Langkah Terakhir
Karya: Nazik Al Malaikah
Saksikanlah,wahai pepohonan
aku takkan lagi melihat dari bawah rindangmu
inilah aku, kini telah pergi, jangan kau tangisi kesedihanku
Sebab kesedihan dan harapanku tak akan menghukummu
Langkahku dalam gelap, jangan kau anggap ia
Sebagai langkah terakhirku di sini
mengembalikan nyanyian-nyanyian yang tak ia mengerti
Perlahan kau akan pupus jua sebagaimana diriku
Langkahku, tempat kembali segala kepiluan
Oh, andai saja aku mendengar suara nestapa
Andai saja aku kehilangan inderaku, andai saja
Mungkin aku tak kan menyaksikan mimpi yang asing itu
Mimpi macam apa yang layu di atas pasir
Kuukir diatasnya seluruh melodi hidupku
Seluruh mimpi dan khayal masa mudaku
Seluruh degup nada-nada
Kini, darimu, aku pergi, wahai pohon
Dalam jubah pengembaraan dan penghormatan
Andai saja aku beranikan diri untuk berjumpa denganmu
Memandangmu sekali lagi, tanpa air mata
Takkan kau rasakan, esok hari, dampak dari kesalahanku
Aku, wahai saudaraku, tak akan pernah kembali
Semua impian dan kacaunya mimpiku
ٍSurga gemilang asa dan langkah pengembara
akan kutemui kayu dalam bayang bayang dan aku pun berlalu
Apa artinya, setelah ini, kayu yang rapuh itu?

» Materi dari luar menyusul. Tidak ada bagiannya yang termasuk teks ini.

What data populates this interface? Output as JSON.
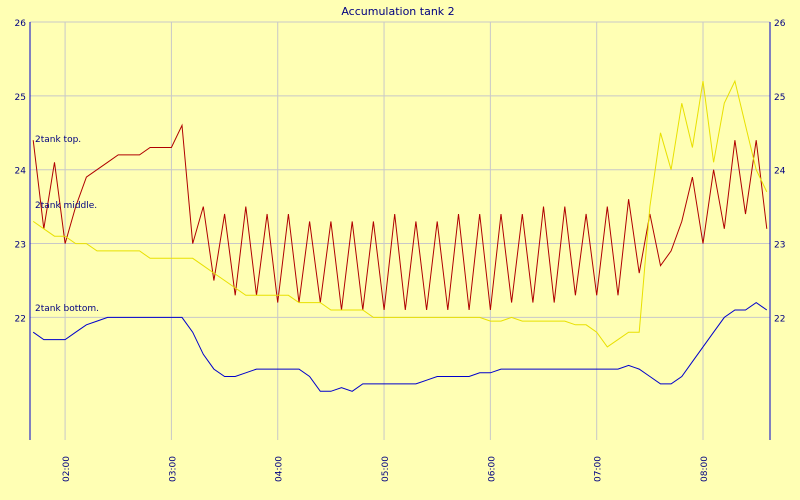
{
  "chart_data": {
    "type": "line",
    "title": "Accumulation tank 2",
    "x": [
      1.7,
      1.8,
      1.9,
      2.0,
      2.1,
      2.2,
      2.3,
      2.4,
      2.5,
      2.6,
      2.7,
      2.8,
      2.9,
      3.0,
      3.1,
      3.2,
      3.3,
      3.4,
      3.5,
      3.6,
      3.7,
      3.8,
      3.9,
      4.0,
      4.1,
      4.2,
      4.3,
      4.4,
      4.5,
      4.6,
      4.7,
      4.8,
      4.9,
      5.0,
      5.1,
      5.2,
      5.3,
      5.4,
      5.5,
      5.6,
      5.7,
      5.8,
      5.9,
      6.0,
      6.1,
      6.2,
      6.3,
      6.4,
      6.5,
      6.6,
      6.7,
      6.8,
      6.9,
      7.0,
      7.1,
      7.2,
      7.3,
      7.4,
      7.5,
      7.6,
      7.7,
      7.8,
      7.9,
      8.0,
      8.1,
      8.2,
      8.3,
      8.4,
      8.5,
      8.6
    ],
    "series": [
      {
        "name": "2tank top.",
        "color": "#b00000",
        "values": [
          24.4,
          23.2,
          24.1,
          23.0,
          23.5,
          23.9,
          24.0,
          24.1,
          24.2,
          24.2,
          24.2,
          24.3,
          24.3,
          24.3,
          24.6,
          23.0,
          23.5,
          22.5,
          23.4,
          22.3,
          23.5,
          22.3,
          23.4,
          22.2,
          23.4,
          22.2,
          23.3,
          22.2,
          23.3,
          22.1,
          23.3,
          22.1,
          23.3,
          22.1,
          23.4,
          22.1,
          23.3,
          22.1,
          23.3,
          22.1,
          23.4,
          22.1,
          23.4,
          22.1,
          23.4,
          22.2,
          23.4,
          22.2,
          23.5,
          22.2,
          23.5,
          22.3,
          23.4,
          22.3,
          23.5,
          22.3,
          23.6,
          22.6,
          23.4,
          22.7,
          22.9,
          23.3,
          23.9,
          23.0,
          24.0,
          23.2,
          24.4,
          23.4,
          24.4,
          23.2
        ]
      },
      {
        "name": "2tank middle.",
        "color": "#e8e000",
        "values": [
          23.3,
          23.2,
          23.1,
          23.1,
          23.0,
          23.0,
          22.9,
          22.9,
          22.9,
          22.9,
          22.9,
          22.8,
          22.8,
          22.8,
          22.8,
          22.8,
          22.7,
          22.6,
          22.5,
          22.4,
          22.3,
          22.3,
          22.3,
          22.3,
          22.3,
          22.2,
          22.2,
          22.2,
          22.1,
          22.1,
          22.1,
          22.1,
          22.0,
          22.0,
          22.0,
          22.0,
          22.0,
          22.0,
          22.0,
          22.0,
          22.0,
          22.0,
          22.0,
          21.95,
          21.95,
          22.0,
          21.95,
          21.95,
          21.95,
          21.95,
          21.95,
          21.9,
          21.9,
          21.8,
          21.6,
          21.7,
          21.8,
          21.8,
          23.5,
          24.5,
          24.0,
          24.9,
          24.3,
          25.2,
          24.1,
          24.9,
          25.2,
          24.6,
          24.0,
          23.7
        ]
      },
      {
        "name": "2tank bottom.",
        "color": "#0000cc",
        "values": [
          21.8,
          21.7,
          21.7,
          21.7,
          21.8,
          21.9,
          21.95,
          22.0,
          22.0,
          22.0,
          22.0,
          22.0,
          22.0,
          22.0,
          22.0,
          21.8,
          21.5,
          21.3,
          21.2,
          21.2,
          21.25,
          21.3,
          21.3,
          21.3,
          21.3,
          21.3,
          21.2,
          21.0,
          21.0,
          21.05,
          21.0,
          21.1,
          21.1,
          21.1,
          21.1,
          21.1,
          21.1,
          21.15,
          21.2,
          21.2,
          21.2,
          21.2,
          21.25,
          21.25,
          21.3,
          21.3,
          21.3,
          21.3,
          21.3,
          21.3,
          21.3,
          21.3,
          21.3,
          21.3,
          21.3,
          21.3,
          21.35,
          21.3,
          21.2,
          21.1,
          21.1,
          21.2,
          21.4,
          21.6,
          21.8,
          22.0,
          22.1,
          22.1,
          22.2,
          22.1
        ]
      }
    ],
    "xlim": [
      1.67,
      8.63
    ],
    "xticks": [
      {
        "value": 2,
        "label": "02:00"
      },
      {
        "value": 3,
        "label": "03:00"
      },
      {
        "value": 4,
        "label": "04:00"
      },
      {
        "value": 5,
        "label": "05:00"
      },
      {
        "value": 6,
        "label": "06:00"
      },
      {
        "value": 7,
        "label": "07:00"
      },
      {
        "value": 8,
        "label": "08:00"
      }
    ],
    "ylim": [
      20.34,
      26
    ],
    "yticks": [
      22,
      23,
      24,
      25,
      26
    ],
    "grid": true
  }
}
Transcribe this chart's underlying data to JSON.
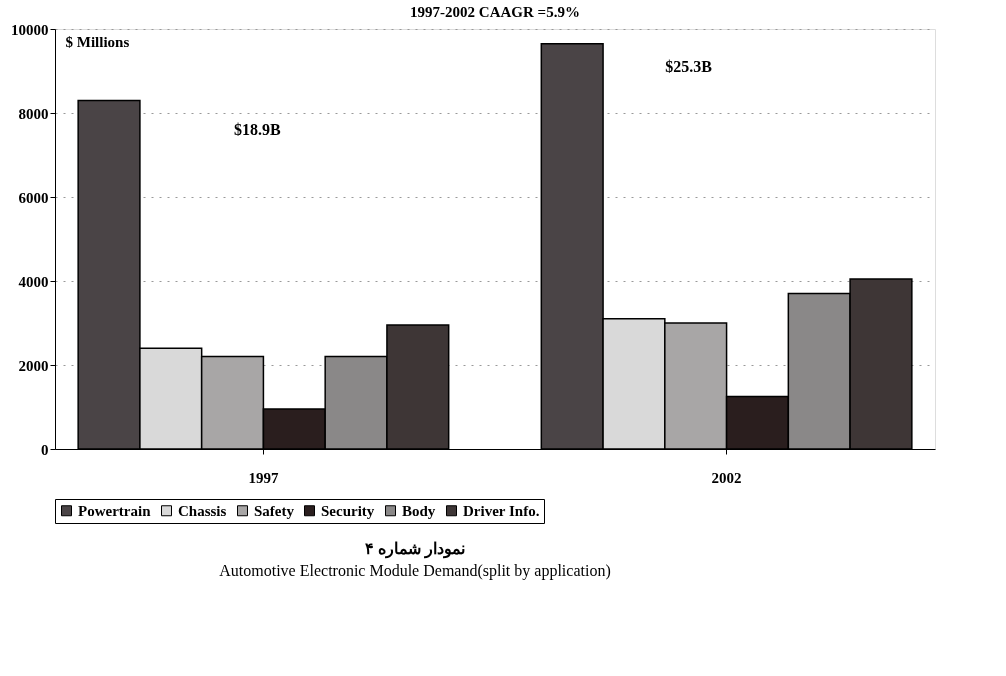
{
  "chart_data": {
    "type": "bar",
    "title": "1997-2002 CAAGR =5.9%",
    "ylabel": "$ Millions",
    "categories": [
      "1997",
      "2002"
    ],
    "series": [
      {
        "name": "Powertrain",
        "color": "#4a4446",
        "values": [
          8300,
          9650
        ]
      },
      {
        "name": "Chassis",
        "color": "#d9d9d9",
        "values": [
          2400,
          3100
        ]
      },
      {
        "name": "Safety",
        "color": "#a8a6a6",
        "values": [
          2200,
          3000
        ]
      },
      {
        "name": "Security",
        "color": "#2a1e1e",
        "values": [
          950,
          1250
        ]
      },
      {
        "name": "Body",
        "color": "#8a8888",
        "values": [
          2200,
          3700
        ]
      },
      {
        "name": "Driver Info.",
        "color": "#3e3636",
        "values": [
          2950,
          4050
        ]
      }
    ],
    "ylim": [
      0,
      10000
    ],
    "yticks": [
      0,
      2000,
      4000,
      6000,
      8000,
      10000
    ],
    "grid": "y",
    "legend": "bottom",
    "annotations": [
      "$18.9B",
      "$25.3B",
      "نمودار شماره ۴",
      "Automotive Electronic Module Demand(split by application)"
    ]
  }
}
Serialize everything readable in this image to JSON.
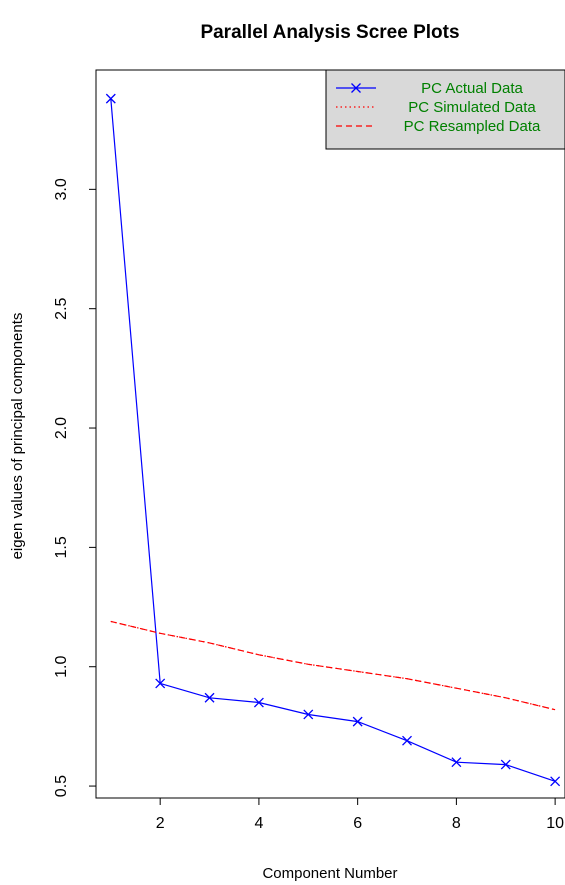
{
  "chart_data": {
    "type": "line",
    "title": "Parallel Analysis Scree Plots",
    "xlabel": "Component Number",
    "ylabel": "eigen values of principal components",
    "xlim": [
      0.7,
      10.2
    ],
    "ylim": [
      0.45,
      3.5
    ],
    "x_ticks": [
      2,
      4,
      6,
      8,
      10
    ],
    "y_ticks": [
      0.5,
      1.0,
      1.5,
      2.0,
      2.5,
      3.0
    ],
    "grid": false,
    "legend_position": "top-right",
    "x": [
      1,
      2,
      3,
      4,
      5,
      6,
      7,
      8,
      9,
      10
    ],
    "series": [
      {
        "name": "PC  Actual Data",
        "color": "#0000ff",
        "line_style": "solid",
        "marker": "x",
        "values": [
          3.38,
          0.93,
          0.87,
          0.85,
          0.8,
          0.77,
          0.69,
          0.6,
          0.59,
          0.52
        ]
      },
      {
        "name": "PC  Simulated Data",
        "color": "#ff0000",
        "line_style": "dotted",
        "marker": "",
        "values": [
          1.19,
          1.14,
          1.1,
          1.05,
          1.01,
          0.98,
          0.95,
          0.91,
          0.87,
          0.82
        ]
      },
      {
        "name": "PC  Resampled Data",
        "color": "#ff0000",
        "line_style": "dashed",
        "marker": "",
        "values": [
          1.19,
          1.14,
          1.1,
          1.05,
          1.01,
          0.98,
          0.95,
          0.91,
          0.87,
          0.82
        ]
      }
    ],
    "legend": {
      "background": "#d9d9d9",
      "text_color": "#008000"
    }
  }
}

Aku akan hidup, wahai langitku, diatas bumi
Maka akan kuselipkan cahya dalam hati terdalamku
Sampai jumpa, engkau, oh, impian masa mudaku
Apakah kau yang telah merajutnya lima puluh tahun lamanya
Dialah aku, hasrat yang terkubur di bumi
Dan akan kurahasiakan cita citaku yang getir dan penuh duka
Jalan-jalan yang indah akan menangis
Di atas kenangan-kenanganku, namun jiwaku tak akan pernah kembali
Wahai pohon pohon, anggaplah jiwaku berasal darimu
bahwa ingatan hasratku tak kan pernah padam
Dan aku? Jangan kau ragu, anggap saja engkau berasal dariku
Sungguh, kenanganmu di hatiku akan hidup kembali
Segala tentangmu akan mengakar dalam kedalaman diriku
Ia abadi sebagai penyair yang abadi
Wahai pohon-pohon, jangan, jangan ingat aku lagi
Aku hanyalah berhala keputusasaan dalam wujud manusia
Aku tak punya apapun selain puing-puing kerinduan
Dan sisa-sisa nestapaku yang abadi
Dulu aku pernah terhempas di antara mendung-mendung
Menumpahkan mimpi-mimpi d dalam kedalaman hidupku
Bersamaku, anganku mengangkasa melebihi tinggi gemintang
Dan puisi mencipta hasrat terindah untukku
Hai kayu, selamat tinggal dari kehidupanku
Senja telah tiba dan sungguh telah tiba pula keberangkatanku
Hapuslah yang telah lalu, hapus lagu-laguku
Lupakan lagu-lagu nestapa dan duka laraku
Hingga tak lagi kau ingat lagu lagu piluku, esok hari
Senandung suka dandukanaku
Lupakanlah aku, sungguh aku telah jauh pergi bersama dosa-dosaku
inilah aku tenggalam dalam kalbu senja
Nazik al-Malaikah bernama lengkap Nazik Shadiq Ja’far al-Malaikah. Ia lahir pada 23 Agustus 1923 di Bagdad. Ia tumbuh dalam lingkungan yang mencintai ilmu dan sastra. Kedua orang tuanya merupakan penyair, sehingga tidak heran jika ia sudah mulai menyentuh sastra klasik dari kecil. Ia menguasai ilmu nahwu, membaca dan mempelajari sumber-sumber warisan bangsa Arab, baik bidang bahasa maupun sastra. Sebagai seorang penyair perempuan, Nâzik al-Malâikah termasuk pembaharu pertama dalam puisi Arab modern dengan memunculkan puisinya الكوليرا pada tahun 1947. Puisi ini disebut-sebut sebagai pendobrak pertama gerakan pembaharuan dalam puisi Arab modern atau yang lebih dikenal dengan puisi bebas (al-Syi’r al-Hurr).